TLDR
- Gemini Space Station (GEMI) is reducing its workforce by 25%, getting rid of up to 200 jobs across Europe, the U.S., and Singapore.
- The cryptocurrency exchange will stop its operations in the U.K., the European Union, and Australia by April 2026, and will only focus on its operations in the U.S. and Singapore.
- Customer accounts in the affected regions will enter a mode where only withdrawals are allowed on March 5, 2026, and eToro is partnering to assist users in transferring their assets.
- On hearing the news, Gemini’s stock dropped by 7% and is 73.8% lower than its $28 IPO price in September 2025.
- The Winklevoss twins plan to invest in prediction markets, stating that over 10,000 users have traded $24 million since Gemini Predictions was launched in December.

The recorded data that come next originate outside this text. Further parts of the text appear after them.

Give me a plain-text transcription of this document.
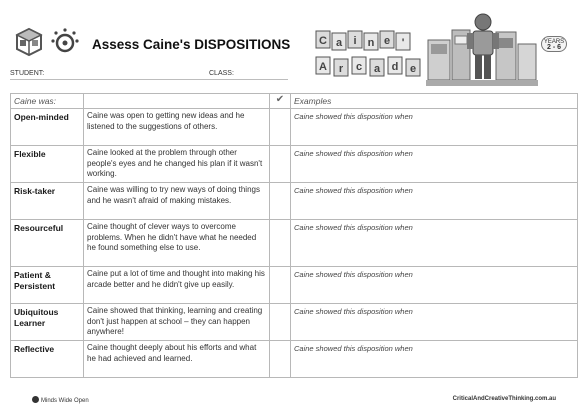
Assess Caine's DISPOSITIONS
STUDENT:	CLASS:
C a i n e '
A r c a d e
YEARS
2 - 6
Caine was:		✔	Examples
Open-minded	Caine was open to getting new ideas and he listened to the suggestions of others.		Caine showed this disposition when
Flexible	Caine looked at the problem through other people's eyes and he changed his plan if it wasn't working.		Caine showed this disposition when
Risk-taker	Caine was willing to try new ways of doing things and he wasn't afraid of making mistakes.		Caine showed this disposition when
Resourceful	Caine thought of clever ways to overcome problems. When he didn't have what he needed he found something else to use.		Caine showed this disposition when
Patient & Persistent	Caine put a lot of time and thought into making his arcade better and he didn't give up easily.		Caine showed this disposition when
Ubiquitous Learner	Caine showed that thinking, learning and creating don't just happen at school – they can happen anywhere!		Caine showed this disposition when
Reflective	Caine thought deeply about his efforts and what he had achieved and learned.		Caine showed this disposition when
Minds Wide Open	CriticalAndCreativeThinking.com.au
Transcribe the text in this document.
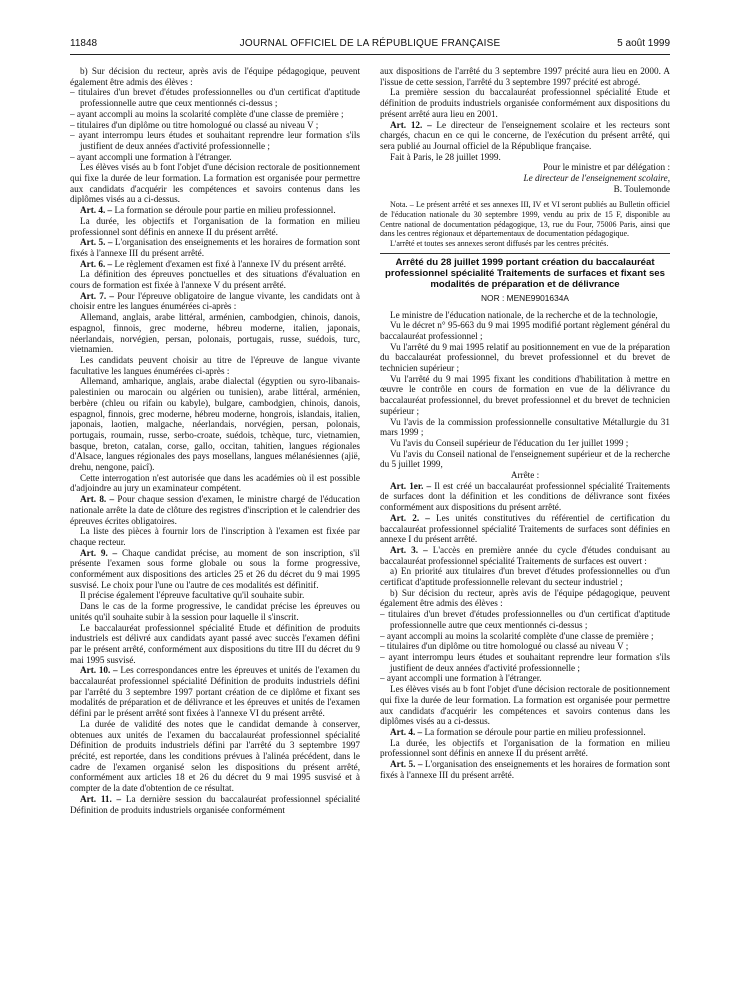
11848	JOURNAL OFFICIEL DE LA RÉPUBLIQUE FRANÇAISE	5 août 1999

b) Sur décision du recteur, après avis de l'équipe pédagogique, peuvent également être admis des élèves :

– titulaires d'un brevet d'études professionnelles ou d'un certificat d'aptitude professionnelle autre que ceux mentionnés ci-dessus ;

– ayant accompli au moins la scolarité complète d'une classe de première ;

– titulaires d'un diplôme ou titre homologué ou classé au niveau V ;

– ayant interrompu leurs études et souhaitant reprendre leur formation s'ils justifient de deux années d'activité professionnelle ;

– ayant accompli une formation à l'étranger.

Les élèves visés au b font l'objet d'une décision rectorale de positionnement qui fixe la durée de leur formation. La formation est organisée pour permettre aux candidats d'acquérir les compétences et savoirs contenus dans les diplômes visés au a ci-dessus.

Art. 4. – La formation se déroule pour partie en milieu professionnel.

La durée, les objectifs et l'organisation de la formation en milieu professionnel sont définis en annexe II du présent arrêté.

Art. 5. – L'organisation des enseignements et les horaires de formation sont fixés à l'annexe III du présent arrêté.

Art. 6. – Le règlement d'examen est fixé à l'annexe IV du présent arrêté.

La définition des épreuves ponctuelles et des situations d'évaluation en cours de formation est fixée à l'annexe V du présent arrêté.

Art. 7. – Pour l'épreuve obligatoire de langue vivante, les candidats ont à choisir entre les langues énumérées ci-après :

Allemand, anglais, arabe littéral, arménien, cambodgien, chinois, danois, espagnol, finnois, grec moderne, hébreu moderne, italien, japonais, néerlandais, norvégien, persan, polonais, portugais, russe, suédois, turc, vietnamien.

Les candidats peuvent choisir au titre de l'épreuve de langue vivante facultative les langues énumérées ci-après :

Allemand, amharique, anglais, arabe dialectal (égyptien ou syro-libanais-palestinien ou marocain ou algérien ou tunisien), arabe littéral, arménien, berbère (chleu ou rifain ou kabyle), bulgare, cambodgien, chinois, danois, espagnol, finnois, grec moderne, hébreu moderne, hongrois, islandais, italien, japonais, laotien, malgache, néerlandais, norvégien, persan, polonais, portugais, roumain, russe, serbo-croate, suédois, tchèque, turc, vietnamien, basque, breton, catalan, corse, gallo, occitan, tahitien, langues régionales d'Alsace, langues régionales des pays mosellans, langues mélanésiennes (ajië, drehu, nengone, paicî).

Cette interrogation n'est autorisée que dans les académies où il est possible d'adjoindre au jury un examinateur compétent.

Art. 8. – Pour chaque session d'examen, le ministre chargé de l'éducation nationale arrête la date de clôture des registres d'inscription et le calendrier des épreuves écrites obligatoires.

La liste des pièces à fournir lors de l'inscription à l'examen est fixée par chaque recteur.

Art. 9. – Chaque candidat précise, au moment de son inscription, s'il présente l'examen sous forme globale ou sous la forme progressive, conformément aux dispositions des articles 25 et 26 du décret du 9 mai 1995 susvisé. Le choix pour l'une ou l'autre de ces modalités est définitif.

Il précise également l'épreuve facultative qu'il souhaite subir.

Dans le cas de la forme progressive, le candidat précise les épreuves ou unités qu'il souhaite subir à la session pour laquelle il s'inscrit.

Le baccalauréat professionnel spécialité Etude et définition de produits industriels est délivré aux candidats ayant passé avec succès l'examen défini par le présent arrêté, conformément aux dispositions du titre III du décret du 9 mai 1995 susvisé.

Art. 10. – Les correspondances entre les épreuves et unités de l'examen du baccalauréat professionnel spécialité Définition de produits industriels défini par l'arrêté du 3 septembre 1997 portant création de ce diplôme et fixant ses modalités de préparation et de délivrance et les épreuves et unités de l'examen défini par le présent arrêté sont fixées à l'annexe VI du présent arrêté.

La durée de validité des notes que le candidat demande à conserver, obtenues aux unités de l'examen du baccalauréat professionnel spécialité Définition de produits industriels défini par l'arrêté du 3 septembre 1997 précité, est reportée, dans les conditions prévues à l'alinéa précédent, dans le cadre de l'examen organisé selon les dispositions du présent arrêté, conformément aux articles 18 et 26 du décret du 9 mai 1995 susvisé et à compter de la date d'obtention de ce résultat.

Art. 11. – La dernière session du baccalauréat professionnel spécialité Définition de produits industriels organisée conformément

aux dispositions de l'arrêté du 3 septembre 1997 précité aura lieu en 2000. A l'issue de cette session, l'arrêté du 3 septembre 1997 précité est abrogé.

La première session du baccalauréat professionnel spécialité Etude et définition de produits industriels organisée conformément aux dispositions du présent arrêté aura lieu en 2001.

Art. 12. – Le directeur de l'enseignement scolaire et les recteurs sont chargés, chacun en ce qui le concerne, de l'exécution du présent arrêté, qui sera publié au Journal officiel de la République française.

Fait à Paris, le 28 juillet 1999.

Pour le ministre et par délégation :

Le directeur de l'enseignement scolaire,

B. Toulemonde

Nota. – Le présent arrêté et ses annexes III, IV et VI seront publiés au Bulletin officiel de l'éducation nationale du 30 septembre 1999, vendu au prix de 15 F, disponible au Centre national de documentation pédagogique, 13, rue du Four, 75006 Paris, ainsi que dans les centres régionaux et départementaux de documentation pédagogique.

L'arrêté et toutes ses annexes seront diffusés par les centres précités.

Arrêté du 28 juillet 1999 portant création du baccalauréat professionnel spécialité Traitements de surfaces et fixant ses modalités de préparation et de délivrance
NOR : MENE9901634A

Le ministre de l'éducation nationale, de la recherche et de la technologie,

Vu le décret n° 95-663 du 9 mai 1995 modifié portant règlement général du baccalauréat professionnel ;

Vu l'arrêté du 9 mai 1995 relatif au positionnement en vue de la préparation du baccalauréat professionnel, du brevet professionnel et du brevet de technicien supérieur ;

Vu l'arrêté du 9 mai 1995 fixant les conditions d'habilitation à mettre en œuvre le contrôle en cours de formation en vue de la délivrance du baccalauréat professionnel, du brevet professionnel et du brevet de technicien supérieur ;

Vu l'avis de la commission professionnelle consultative Métallurgie du 31 mars 1999 ;

Vu l'avis du Conseil supérieur de l'éducation du 1er juillet 1999 ;

Vu l'avis du Conseil national de l'enseignement supérieur et de la recherche du 5 juillet 1999,

Arrête :

Art. 1er. – Il est créé un baccalauréat professionnel spécialité Traitements de surfaces dont la définition et les conditions de délivrance sont fixées conformément aux dispositions du présent arrêté.

Art. 2. – Les unités constitutives du référentiel de certification du baccalauréat professionnel spécialité Traitements de surfaces sont définies en annexe I du présent arrêté.

Art. 3. – L'accès en première année du cycle d'études conduisant au baccalauréat professionnel spécialité Traitements de surfaces est ouvert :

a) En priorité aux titulaires d'un brevet d'études professionnelles ou d'un certificat d'aptitude professionnelle relevant du secteur industriel ;

b) Sur décision du recteur, après avis de l'équipe pédagogique, peuvent également être admis des élèves :

– titulaires d'un brevet d'études professionnelles ou d'un certificat d'aptitude professionnelle autre que ceux mentionnés ci-dessus ;

– ayant accompli au moins la scolarité complète d'une classe de première ;

– titulaires d'un diplôme ou titre homologué ou classé au niveau V ;

– ayant interrompu leurs études et souhaitant reprendre leur formation s'ils justifient de deux années d'activité professionnelle ;

– ayant accompli une formation à l'étranger.

Les élèves visés au b font l'objet d'une décision rectorale de positionnement qui fixe la durée de leur formation. La formation est organisée pour permettre aux candidats d'acquérir les compétences et savoirs contenus dans les diplômes visés au a ci-dessus.

Art. 4. – La formation se déroule pour partie en milieu professionnel.

La durée, les objectifs et l'organisation de la formation en milieu professionnel sont définis en annexe II du présent arrêté.

Art. 5. – L'organisation des enseignements et les horaires de formation sont fixés à l'annexe III du présent arrêté.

On Thursday, Gemini Space Station announced that it will lay off up to 200 employees and shut down its operations in several countries. This move impacts about a quarter of its global workforce.
NEWS: The crypto exchange plans to cut around 200 jobs (about 25% of its workforce) and wind up its operations across the UK, EU, Europe, and Australia to focus on the U.S. and Singapore. According to Reuters, the restructuring is expected to be completed by the first half of 2026.
— SolanaFloor (@SolanaFloor)
The crypto exchange founded by Cameron and Tyler Winklevoss will withdraw from the U.K., the European Union, and Australia. Its operations will only continue in the U.S. and Singapore.
Customer accounts in the affected regions will switch to a withdrawal – only mode on March 5, 2026. Full closures will take place in April.
Gemini has partnered with the brokerage platform eToro to help customers transfer their assets. The company has stopped creating new accounts and accepting deposits in these markets.

Shares of the New York – based exchange dropped 7% in afternoon trading on Thursday. The stock is now 73.8% lower than its $28 IPO price in September 2025.
Cost – Cutting Push Aims for Profitability
The Winklevoss twins said that the restructuring will reduce total expenses in accordance with the reduction in the number of employees. They expect it to accelerate their path to profitability despite the current state of the crypto market.
It estimates that it will incur about $11 million in pre – tax restructuring charges. Most of these costs will be incurred in the first quarter of 2026.
The company expects to finish the layoffs and wind down its operations by the first half of 2026. This timeline depends on local legal and consultation requirements.
Truist analyst Matthew Coad said that streamlining the business makes sense in the long run. He noted that management must shift from investing to regain market share to surviving during a crypto downturn.
Betting Big on Prediction Markets
The Winklevoss twins mentioned the difficulties they faced in gaining a foothold in the U.K., Europe, and Australia. They said that the U.S. has been their strongest market.
“The reality is that America has the world’s greatest capital markets and America has always been the key for Gemini,” they wrote in a blog post. “So it’s time for Gemini to focus and double down on America.”
The founders revealed plans to invest a large amount in prediction markets. They believe that this sector could compete with or even surpass traditional capital markets.
It has obtained a license to launch its own prediction marketplace. The company positions itself as an early entrant in this field.
Since its mid – December launch, more than 10,000 users have traded over $24 million on Gemini Predictions. The twins called this “a new and exciting frontier.”
Since the start of 2025, Gemini’s stock has fallen by 23%. This decline reflects a broader drop in crypto prices and a decreasing investor interest in digital – asset – linked equities.
Following the announcement, the stock closed 2.8% lower on Thursday.